March 25, 2018 8:26 am

Let’s not over-exaggerate: the pipeline map is simply wrong in its attempt to show that Nordstream gas flows to the UK. It doesn’t. Nordstream gas stays within Germany. There is a very big landing of Norwegian gas at Emden, just the German side of the border with the Netherlands, much of which supplies the Dutch H-gas (as opposed to the low calorific value L-gas, Groningen gas field supplied) network. Balgzand also takes gas direct from Dutch offshore and onshore production. The UK may get small quantities of LNG landed at Rotterdam and Dunkirk via the interconnector pipelines, but the Zeebrugge connector (the main volume flow) is supplied by Zeepipe – again from the Norwegian sector. Noway dominates UK imports, and has been squeezing out Qatar (and other) LNG. Only the cold snap saw the UK adding LNG imports, including so far 4 Yamal cargoes (the first of which was allegedly re-exported in early January, and another arrived after transshipment at Montoir, near St Nazaire, France). Most of the Yamal cargoes landed at continental ports have been transshipped for onward delivery to Asian customers.
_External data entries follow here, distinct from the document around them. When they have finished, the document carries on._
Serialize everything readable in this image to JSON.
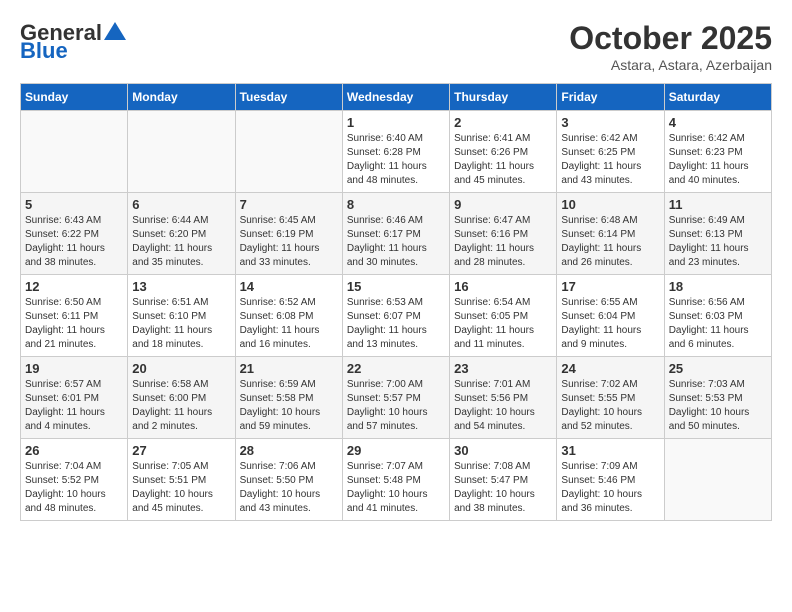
{
  "header": {
    "logo_general": "General",
    "logo_blue": "Blue",
    "month_title": "October 2025",
    "location": "Astara, Astara, Azerbaijan"
  },
  "weekdays": [
    "Sunday",
    "Monday",
    "Tuesday",
    "Wednesday",
    "Thursday",
    "Friday",
    "Saturday"
  ],
  "weeks": [
    [
      {
        "day": "",
        "info": ""
      },
      {
        "day": "",
        "info": ""
      },
      {
        "day": "",
        "info": ""
      },
      {
        "day": "1",
        "info": "Sunrise: 6:40 AM\nSunset: 6:28 PM\nDaylight: 11 hours\nand 48 minutes."
      },
      {
        "day": "2",
        "info": "Sunrise: 6:41 AM\nSunset: 6:26 PM\nDaylight: 11 hours\nand 45 minutes."
      },
      {
        "day": "3",
        "info": "Sunrise: 6:42 AM\nSunset: 6:25 PM\nDaylight: 11 hours\nand 43 minutes."
      },
      {
        "day": "4",
        "info": "Sunrise: 6:42 AM\nSunset: 6:23 PM\nDaylight: 11 hours\nand 40 minutes."
      }
    ],
    [
      {
        "day": "5",
        "info": "Sunrise: 6:43 AM\nSunset: 6:22 PM\nDaylight: 11 hours\nand 38 minutes."
      },
      {
        "day": "6",
        "info": "Sunrise: 6:44 AM\nSunset: 6:20 PM\nDaylight: 11 hours\nand 35 minutes."
      },
      {
        "day": "7",
        "info": "Sunrise: 6:45 AM\nSunset: 6:19 PM\nDaylight: 11 hours\nand 33 minutes."
      },
      {
        "day": "8",
        "info": "Sunrise: 6:46 AM\nSunset: 6:17 PM\nDaylight: 11 hours\nand 30 minutes."
      },
      {
        "day": "9",
        "info": "Sunrise: 6:47 AM\nSunset: 6:16 PM\nDaylight: 11 hours\nand 28 minutes."
      },
      {
        "day": "10",
        "info": "Sunrise: 6:48 AM\nSunset: 6:14 PM\nDaylight: 11 hours\nand 26 minutes."
      },
      {
        "day": "11",
        "info": "Sunrise: 6:49 AM\nSunset: 6:13 PM\nDaylight: 11 hours\nand 23 minutes."
      }
    ],
    [
      {
        "day": "12",
        "info": "Sunrise: 6:50 AM\nSunset: 6:11 PM\nDaylight: 11 hours\nand 21 minutes."
      },
      {
        "day": "13",
        "info": "Sunrise: 6:51 AM\nSunset: 6:10 PM\nDaylight: 11 hours\nand 18 minutes."
      },
      {
        "day": "14",
        "info": "Sunrise: 6:52 AM\nSunset: 6:08 PM\nDaylight: 11 hours\nand 16 minutes."
      },
      {
        "day": "15",
        "info": "Sunrise: 6:53 AM\nSunset: 6:07 PM\nDaylight: 11 hours\nand 13 minutes."
      },
      {
        "day": "16",
        "info": "Sunrise: 6:54 AM\nSunset: 6:05 PM\nDaylight: 11 hours\nand 11 minutes."
      },
      {
        "day": "17",
        "info": "Sunrise: 6:55 AM\nSunset: 6:04 PM\nDaylight: 11 hours\nand 9 minutes."
      },
      {
        "day": "18",
        "info": "Sunrise: 6:56 AM\nSunset: 6:03 PM\nDaylight: 11 hours\nand 6 minutes."
      }
    ],
    [
      {
        "day": "19",
        "info": "Sunrise: 6:57 AM\nSunset: 6:01 PM\nDaylight: 11 hours\nand 4 minutes."
      },
      {
        "day": "20",
        "info": "Sunrise: 6:58 AM\nSunset: 6:00 PM\nDaylight: 11 hours\nand 2 minutes."
      },
      {
        "day": "21",
        "info": "Sunrise: 6:59 AM\nSunset: 5:58 PM\nDaylight: 10 hours\nand 59 minutes."
      },
      {
        "day": "22",
        "info": "Sunrise: 7:00 AM\nSunset: 5:57 PM\nDaylight: 10 hours\nand 57 minutes."
      },
      {
        "day": "23",
        "info": "Sunrise: 7:01 AM\nSunset: 5:56 PM\nDaylight: 10 hours\nand 54 minutes."
      },
      {
        "day": "24",
        "info": "Sunrise: 7:02 AM\nSunset: 5:55 PM\nDaylight: 10 hours\nand 52 minutes."
      },
      {
        "day": "25",
        "info": "Sunrise: 7:03 AM\nSunset: 5:53 PM\nDaylight: 10 hours\nand 50 minutes."
      }
    ],
    [
      {
        "day": "26",
        "info": "Sunrise: 7:04 AM\nSunset: 5:52 PM\nDaylight: 10 hours\nand 48 minutes."
      },
      {
        "day": "27",
        "info": "Sunrise: 7:05 AM\nSunset: 5:51 PM\nDaylight: 10 hours\nand 45 minutes."
      },
      {
        "day": "28",
        "info": "Sunrise: 7:06 AM\nSunset: 5:50 PM\nDaylight: 10 hours\nand 43 minutes."
      },
      {
        "day": "29",
        "info": "Sunrise: 7:07 AM\nSunset: 5:48 PM\nDaylight: 10 hours\nand 41 minutes."
      },
      {
        "day": "30",
        "info": "Sunrise: 7:08 AM\nSunset: 5:47 PM\nDaylight: 10 hours\nand 38 minutes."
      },
      {
        "day": "31",
        "info": "Sunrise: 7:09 AM\nSunset: 5:46 PM\nDaylight: 10 hours\nand 36 minutes."
      },
      {
        "day": "",
        "info": ""
      }
    ]
  ]
}
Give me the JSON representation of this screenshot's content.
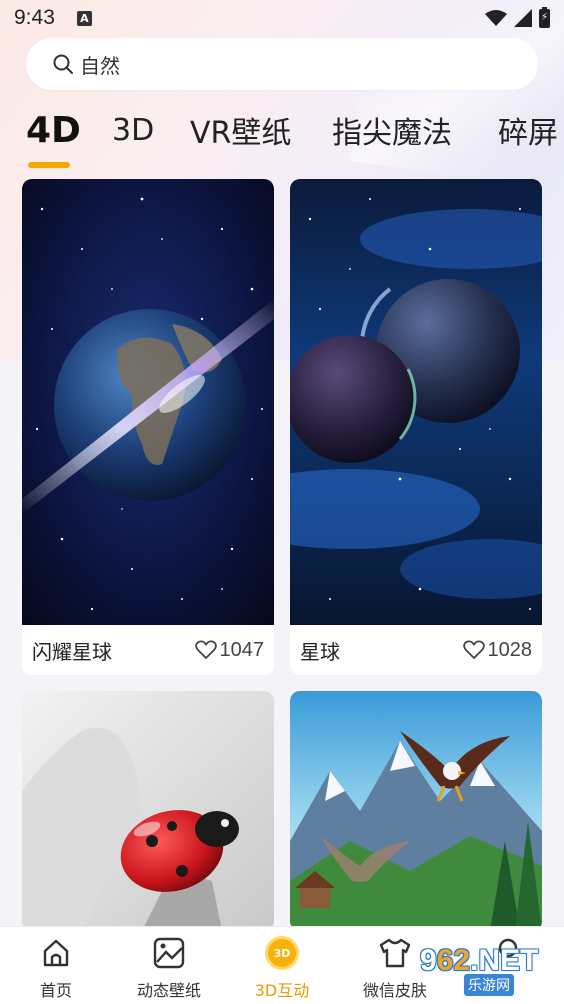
{
  "status_bar": {
    "time": "9:43",
    "notification_letter": "A"
  },
  "search": {
    "text": "自然"
  },
  "tabs": [
    {
      "label": "4D",
      "active": true
    },
    {
      "label": "3D"
    },
    {
      "label": "VR壁纸"
    },
    {
      "label": "指尖魔法"
    },
    {
      "label": "碎屏"
    }
  ],
  "cards": [
    {
      "title": "闪耀星球",
      "likes": "1047"
    },
    {
      "title": "星球",
      "likes": "1028"
    },
    {
      "title": "",
      "likes": ""
    },
    {
      "title": "",
      "likes": ""
    }
  ],
  "bottom_nav": [
    {
      "label": "首页",
      "icon": "home-icon"
    },
    {
      "label": "动态壁纸",
      "icon": "image-icon"
    },
    {
      "label": "3D互动",
      "icon": "3d-icon",
      "active": true
    },
    {
      "label": "微信皮肤",
      "icon": "shirt-icon"
    },
    {
      "label": "",
      "icon": "profile-icon"
    }
  ],
  "watermark": {
    "brand_prefix": "9",
    "brand_num": "62",
    "brand_suffix": ".NET",
    "subtitle": "乐游网"
  },
  "colors": {
    "accent": "#f5a900",
    "active_nav": "#e79c00"
  }
}
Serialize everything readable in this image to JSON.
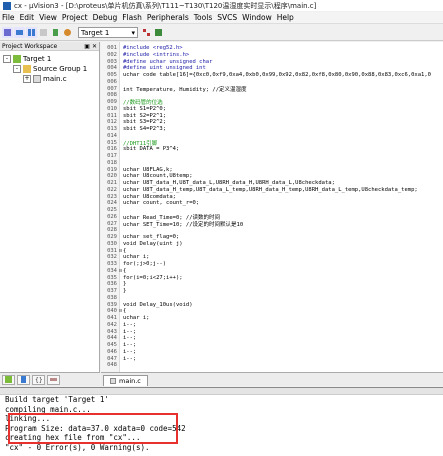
{
  "window": {
    "title": "cx - μVision3 - [D:\\proteus\\单片机仿真\\系列\\T111~T130\\T120温湿度实时显示\\程序\\main.c]"
  },
  "menu": [
    "File",
    "Edit",
    "View",
    "Project",
    "Debug",
    "Flash",
    "Peripherals",
    "Tools",
    "SVCS",
    "Window",
    "Help"
  ],
  "toolbar": {
    "target_select": "Target 1"
  },
  "workspace": {
    "title": "Project Workspace",
    "tree": [
      {
        "label": "Target 1",
        "level": 0,
        "kind": "target",
        "expander": "-"
      },
      {
        "label": "Source Group 1",
        "level": 1,
        "kind": "folder",
        "expander": "-"
      },
      {
        "label": "main.c",
        "level": 2,
        "kind": "file",
        "expander": "+"
      }
    ]
  },
  "editor": {
    "tab": "main.c",
    "lines": [
      {
        "n": "001",
        "fold": "",
        "text": "#include <reg52.h>",
        "kind": "pp"
      },
      {
        "n": "002",
        "fold": "",
        "text": "#include <intrins.h>",
        "kind": "pp"
      },
      {
        "n": "003",
        "fold": "",
        "text": "#define uchar unsigned char",
        "kind": "pp"
      },
      {
        "n": "004",
        "fold": "",
        "text": "#define uint unsigned int",
        "kind": "pp"
      },
      {
        "n": "005",
        "fold": "",
        "text": "uchar code table[16]={0xc0,0xf9,0xa4,0xb0,0x99,0x92,0x82,0xf8,0x80,0x90,0x88,0x83,0xc6,0xa1,0",
        "kind": "code"
      },
      {
        "n": "006",
        "fold": "",
        "text": "",
        "kind": "code"
      },
      {
        "n": "007",
        "fold": "",
        "text": "int Temperature, Humidity;  //定义温湿度",
        "kind": "code"
      },
      {
        "n": "008",
        "fold": "",
        "text": "",
        "kind": "code"
      },
      {
        "n": "009",
        "fold": "",
        "text": "//数码管的位选",
        "kind": "cm"
      },
      {
        "n": "010",
        "fold": "",
        "text": "sbit S1=P2^0;",
        "kind": "code"
      },
      {
        "n": "011",
        "fold": "",
        "text": "sbit S2=P2^1;",
        "kind": "code"
      },
      {
        "n": "012",
        "fold": "",
        "text": "sbit S3=P2^2;",
        "kind": "code"
      },
      {
        "n": "013",
        "fold": "",
        "text": "sbit S4=P2^3;",
        "kind": "code"
      },
      {
        "n": "014",
        "fold": "",
        "text": "",
        "kind": "code"
      },
      {
        "n": "015",
        "fold": "",
        "text": "//DHT11引脚",
        "kind": "cm"
      },
      {
        "n": "016",
        "fold": "",
        "text": "sbit DATA = P3^4;",
        "kind": "code"
      },
      {
        "n": "017",
        "fold": "",
        "text": "",
        "kind": "code"
      },
      {
        "n": "018",
        "fold": "",
        "text": "",
        "kind": "code"
      },
      {
        "n": "019",
        "fold": "",
        "text": "uchar   U8FLAG,k;",
        "kind": "code"
      },
      {
        "n": "020",
        "fold": "",
        "text": "uchar   U8count,U8temp;",
        "kind": "code"
      },
      {
        "n": "021",
        "fold": "",
        "text": "uchar   U8T_data_H,U8T_data_L,U8RH_data_H,U8RH_data_L,U8checkdata;",
        "kind": "code"
      },
      {
        "n": "022",
        "fold": "",
        "text": "uchar   U8T_data_H_temp,U8T_data_L_temp,U8RH_data_H_temp,U8RH_data_L_temp,U8checkdata_temp;",
        "kind": "code"
      },
      {
        "n": "023",
        "fold": "",
        "text": "uchar   U8comdata;",
        "kind": "code"
      },
      {
        "n": "024",
        "fold": "",
        "text": "uchar   count, count_r=0;",
        "kind": "code"
      },
      {
        "n": "025",
        "fold": "",
        "text": "",
        "kind": "code"
      },
      {
        "n": "026",
        "fold": "",
        "text": "uchar Read_Time=0;   //读数的时间",
        "kind": "code"
      },
      {
        "n": "027",
        "fold": "",
        "text": "uchar SET_Time=10;   //设定的时间默认是10",
        "kind": "code"
      },
      {
        "n": "028",
        "fold": "",
        "text": "",
        "kind": "code"
      },
      {
        "n": "029",
        "fold": "",
        "text": "uchar set_flag=0;",
        "kind": "code"
      },
      {
        "n": "030",
        "fold": "",
        "text": "void Delay(uint j)",
        "kind": "code"
      },
      {
        "n": "031",
        "fold": "⊟",
        "text": "{",
        "kind": "code"
      },
      {
        "n": "032",
        "fold": "",
        "text": "  uchar i;",
        "kind": "code"
      },
      {
        "n": "033",
        "fold": "",
        "text": "  for(;j>0;j--)",
        "kind": "code"
      },
      {
        "n": "034",
        "fold": "⊟",
        "text": "  {",
        "kind": "code"
      },
      {
        "n": "035",
        "fold": "",
        "text": "    for(i=0;i<27;i++);",
        "kind": "code"
      },
      {
        "n": "036",
        "fold": "",
        "text": "  }",
        "kind": "code"
      },
      {
        "n": "037",
        "fold": "",
        "text": "}",
        "kind": "code"
      },
      {
        "n": "038",
        "fold": "",
        "text": "",
        "kind": "code"
      },
      {
        "n": "039",
        "fold": "",
        "text": "void  Delay_10us(void)",
        "kind": "code"
      },
      {
        "n": "040",
        "fold": "⊟",
        "text": "{",
        "kind": "code"
      },
      {
        "n": "041",
        "fold": "",
        "text": "  uchar i;",
        "kind": "code"
      },
      {
        "n": "042",
        "fold": "",
        "text": "  i--;",
        "kind": "code"
      },
      {
        "n": "043",
        "fold": "",
        "text": "  i--;",
        "kind": "code"
      },
      {
        "n": "044",
        "fold": "",
        "text": "  i--;",
        "kind": "code"
      },
      {
        "n": "045",
        "fold": "",
        "text": "  i--;",
        "kind": "code"
      },
      {
        "n": "046",
        "fold": "",
        "text": "  i--;",
        "kind": "code"
      },
      {
        "n": "047",
        "fold": "",
        "text": "  i--;",
        "kind": "code"
      },
      {
        "n": "048",
        "fold": "",
        "text": "",
        "kind": "code"
      }
    ]
  },
  "output": {
    "lines": [
      "Build target 'Target 1'",
      "compiling main.c...",
      "linking...",
      "Program Size: data=37.0 xdata=0 code=542",
      "creating hex file from \"cx\"...",
      "\"cx\" - 0 Error(s), 0 Warning(s)."
    ]
  },
  "colors": {
    "keyword": "#1a1aa6",
    "comment": "#1b9a1b",
    "highlight": "#e8312f"
  }
}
UK gas imports:comment image
Of course, Gazprom has a large London based gas trading operation, with over 1,000 personnel. They buy and sell gas, trading out of their Nordstream and Baumgarten availabilities and buying gas produced in the North Sea and onshore in Europe. Last year they claim to have sold 16bcm in the UK market – but every last cubic metre will have been purchased or obtained on exchange (Gazprom have no interest in Yamal LNG). Gazprom are planning to scale back their London office, repatriating many jobs to St Petersburg: this plan was already in place when the recent poisoning events took place.